Definition of chemical bonds

After reading a molecule from an XYZ file, there is no information on the connectivity of the atoms defined. However, this information is required for calculating bond and also several atom features. In addition to defining the bonds separately and specifying them in an SD file, BONAFIDE provides two options to introduce bond information to 3D molecules and conformer ensembles:

  • Internally define chemical bonds

  • Attach a SMILES string

Internally determine chemical bonds

It is possible to automatically define chemical bonds with the determine_bonds() method after reading a molecule from an XYZ file. This method implements RDKit’s rdkit.Chem.rdDetermineBonds.DetermineBonds and assigns atom connectivity and bond information. This is done for all conformers in case multiple have been provided. The charge of the molecule must be set before using this method (see the determine_bonds() method).

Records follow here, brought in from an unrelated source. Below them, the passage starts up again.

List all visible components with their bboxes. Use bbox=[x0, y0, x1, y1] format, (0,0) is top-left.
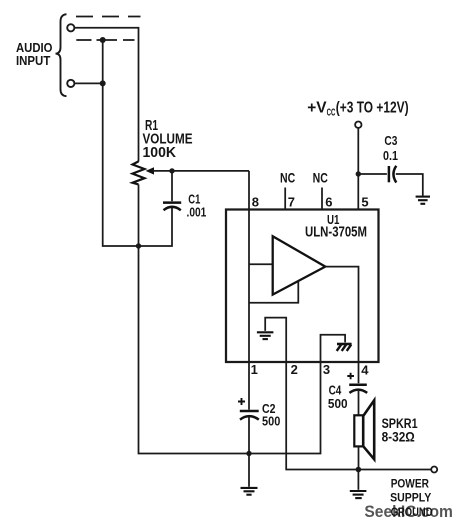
svg-text:NC: NC bbox=[280, 171, 295, 186]
wire junction to ground bbox=[357, 470, 359, 490]
svg-text:500: 500 bbox=[328, 396, 348, 411]
svg-text:8-32Ω: 8-32Ω bbox=[382, 430, 415, 445]
label +Vcc (+3 TO +12V) bbox=[307, 100, 408, 119]
plus sign C2 bbox=[238, 398, 245, 405]
wire feedback from triangle bottom bbox=[249, 282, 298, 303]
junction speaker output bbox=[356, 467, 362, 473]
capacitor C2 bbox=[240, 411, 259, 454]
ground bus wire from R1 junction to pin 3 bbox=[139, 246, 321, 454]
label C2 500 bbox=[262, 401, 280, 429]
svg-text:0.1: 0.1 bbox=[383, 148, 398, 163]
junction wiper C1 bbox=[169, 168, 174, 173]
svg-text:5: 5 bbox=[361, 194, 368, 209]
svg-text:7: 7 bbox=[288, 194, 295, 209]
ground at C3 bbox=[416, 197, 430, 204]
terminal power supply bbox=[431, 467, 437, 473]
terminal Vcc bbox=[355, 122, 361, 128]
junction C2 ground bus bbox=[246, 451, 251, 456]
IC U1 box bbox=[226, 210, 379, 363]
svg-text:100K: 100K bbox=[143, 145, 177, 161]
wire NC stub pin 7 bbox=[284, 188, 286, 210]
junction Vcc C3 bbox=[356, 171, 361, 176]
wire pin 3 to chassis ground bbox=[321, 335, 346, 362]
shield dashed line bottom bbox=[76, 39, 134, 41]
wire ground feed down to bus and C1 bottom bbox=[103, 40, 172, 246]
svg-text:INPUT: INPUT bbox=[16, 53, 50, 68]
label POWER SUPPLY GROUND bbox=[390, 477, 433, 519]
svg-text:+V: +V bbox=[307, 100, 327, 117]
op-amp U1 triangle bbox=[273, 236, 326, 294]
svg-text:500: 500 bbox=[262, 414, 280, 429]
terminal J1 audio input top bbox=[67, 24, 74, 31]
wire pin 8 down through IC to pin 1 bbox=[248, 171, 250, 362]
label C1 .001 bbox=[187, 192, 207, 220]
wire NC stub pin 6 bbox=[321, 188, 323, 210]
wire speaker to junction bbox=[358, 446, 360, 469]
capacitor C3 bbox=[358, 166, 423, 196]
svg-text:8: 8 bbox=[252, 194, 259, 209]
label AUDIO INPUT bbox=[16, 40, 53, 68]
svg-text:1: 1 bbox=[251, 362, 258, 377]
label C4 500 bbox=[328, 383, 348, 412]
svg-text:.001: .001 bbox=[187, 205, 207, 220]
label U1 ULN-3705M bbox=[305, 212, 367, 241]
wire R1 bottom to ground bus junction bbox=[138, 184, 140, 246]
label R1 VOLUME 100K bbox=[143, 118, 193, 161]
wire C2 junction to ground bbox=[248, 454, 250, 487]
svg-text:SeekIC.com: SeekIC.com bbox=[364, 503, 453, 521]
label C3 0.1 bbox=[383, 133, 398, 163]
wiper arrow of R1 bbox=[146, 167, 154, 174]
capacitor C1 bbox=[163, 171, 181, 210]
ground at C2 bbox=[241, 488, 258, 495]
capacitor C4 bbox=[349, 385, 367, 416]
chassis ground at pin 3 bbox=[337, 344, 352, 351]
wire output to pin 4 bbox=[325, 267, 358, 362]
speaker SPKR1 bbox=[354, 400, 374, 459]
wire wiper to pin 8 bbox=[153, 170, 250, 172]
plus sign C4 bbox=[347, 373, 354, 380]
wire junction to power terminal bbox=[358, 469, 431, 471]
label SPKR1 8-32ohm bbox=[382, 416, 418, 444]
svg-text:C3: C3 bbox=[384, 133, 397, 148]
wire pin 1 to C2 bbox=[248, 362, 250, 410]
wire audio bottom to shield node bbox=[75, 82, 103, 84]
svg-text:(+3 TO +12V): (+3 TO +12V) bbox=[336, 100, 409, 117]
wire pin 2 to internal ground bbox=[265, 318, 286, 362]
svg-text:4: 4 bbox=[361, 362, 369, 377]
terminal J2 audio input bottom bbox=[67, 80, 74, 87]
svg-text:CC: CC bbox=[327, 107, 336, 119]
wire audio top to R1 bbox=[75, 28, 139, 162]
resistor R1 potentiometer bbox=[133, 161, 145, 184]
svg-text:6: 6 bbox=[325, 194, 332, 209]
junction shield node bbox=[100, 37, 106, 43]
brace for audio input bbox=[56, 14, 67, 96]
ground power supply bbox=[350, 491, 367, 498]
wire Vcc to pin 5 bbox=[357, 128, 359, 210]
wire pin 2 to speaker junction bbox=[286, 362, 358, 470]
wire input tap to triangle bbox=[249, 263, 273, 265]
svg-text:3: 3 bbox=[323, 362, 330, 377]
svg-text:ULN-3705M: ULN-3705M bbox=[305, 224, 367, 241]
ground internal bbox=[257, 332, 274, 339]
wire pin 4 to C4 bbox=[358, 362, 360, 383]
svg-text:POWER: POWER bbox=[391, 477, 429, 491]
svg-text:2: 2 bbox=[291, 362, 298, 377]
junction R1 bottom on ground line bbox=[136, 243, 141, 248]
shield dashed line top bbox=[76, 16, 141, 18]
junction audio bottom bbox=[100, 80, 106, 86]
svg-text:NC: NC bbox=[313, 171, 328, 186]
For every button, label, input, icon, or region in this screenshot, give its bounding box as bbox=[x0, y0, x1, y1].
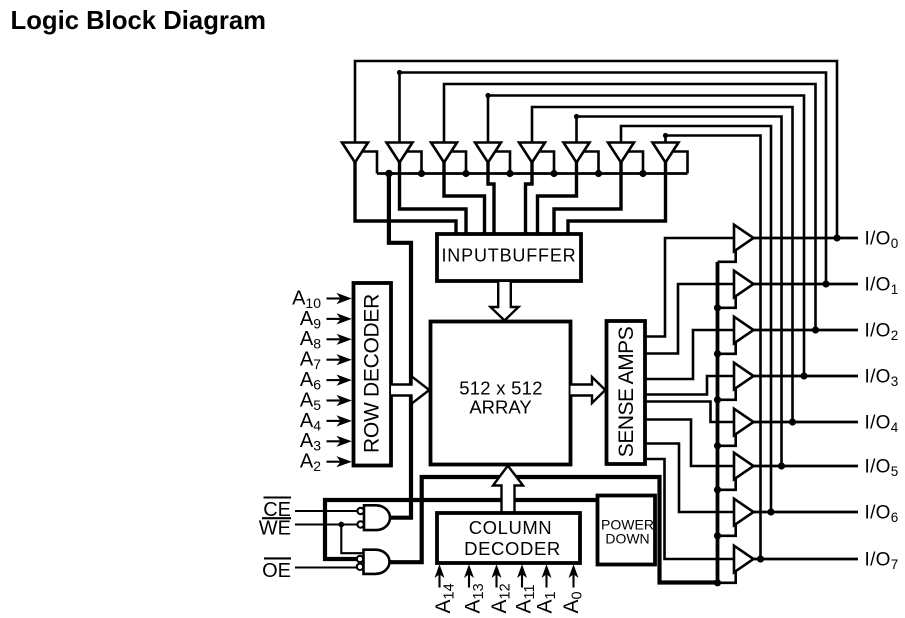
wire: I/O2 bus line from input buffer 3 to right side bbox=[444, 84, 816, 330]
wire: I/O0 output line bbox=[754, 237, 859, 240]
svg-text:SENSE AMPS: SENSE AMPS bbox=[615, 326, 638, 457]
driver Q1 (output driver triangle I/O1) bbox=[734, 271, 754, 298]
buffer U1 (input buffer triangle) bbox=[342, 143, 368, 163]
wire: I/O6 output line bbox=[754, 511, 859, 514]
wire: enable stub buffer 6 bbox=[581, 152, 599, 174]
block: POWER DOWN bbox=[598, 496, 656, 565]
input A13 (column address) bbox=[468, 574, 470, 588]
node: enable bus junction buffer 2 bbox=[418, 170, 425, 177]
wire: I/O6 bus line from input buffer 7 to right side bbox=[621, 126, 771, 512]
wire: buffer 3 output to INPUTBUFFER bbox=[444, 160, 485, 236]
wire: output-enable from gate G2 to driver enable bus bbox=[390, 477, 718, 583]
arrow: INPUTBUFFER to ARRAY bbox=[491, 282, 519, 321]
wire: sense amp output 2 to driver 2 bbox=[645, 330, 734, 379]
wire: driver 2 enable stub bbox=[718, 341, 736, 354]
node: WE branch junction bbox=[338, 522, 344, 528]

>>> from bonafide import AtomBondFeaturizer
>>> f = AtomBondFeaturizer()
>>> f.read_input("diclo.xyz", "diclofenac", input_format="file")
>>> f.set_charge(0)
>>> f.determine_bonds()

Several optional arguments can be passed to modify the exact procedure of bond determination (see the API documentation).

Attaching a SMILES string

Alternatively, it is possible to attach a SMILES string to a 3D conformer ensemble, which exactly defines the chemical bonding between the atoms (within the SMILE system). This is done through the attach_smiles() method. By using the default align=True, the atom indices (atom order) of the initially read molecule are preserved; if set to False, the atoms are reordered according to the SMILES string. The attach_smiles() method also requires the charge of the molecule to be set beforehand. This is because the charge is required for determining the atom connectivity of the molecule to which the SMILES string is attached.

>>> from bonafide import AtomBondFeaturizer
>>> f = AtomBondFeaturizer()
>>> f.read_input("diclo.xyz", "diclofenac", input_format="file")
>>> f.set_charge(0)
>>> f.attach_smiles("[H]OC(=O)C([H])([H])c1c([H])c([H])c([H])c([H])c1N([H])c1c(Cl)c([H])c([H])c([H])c1Cl")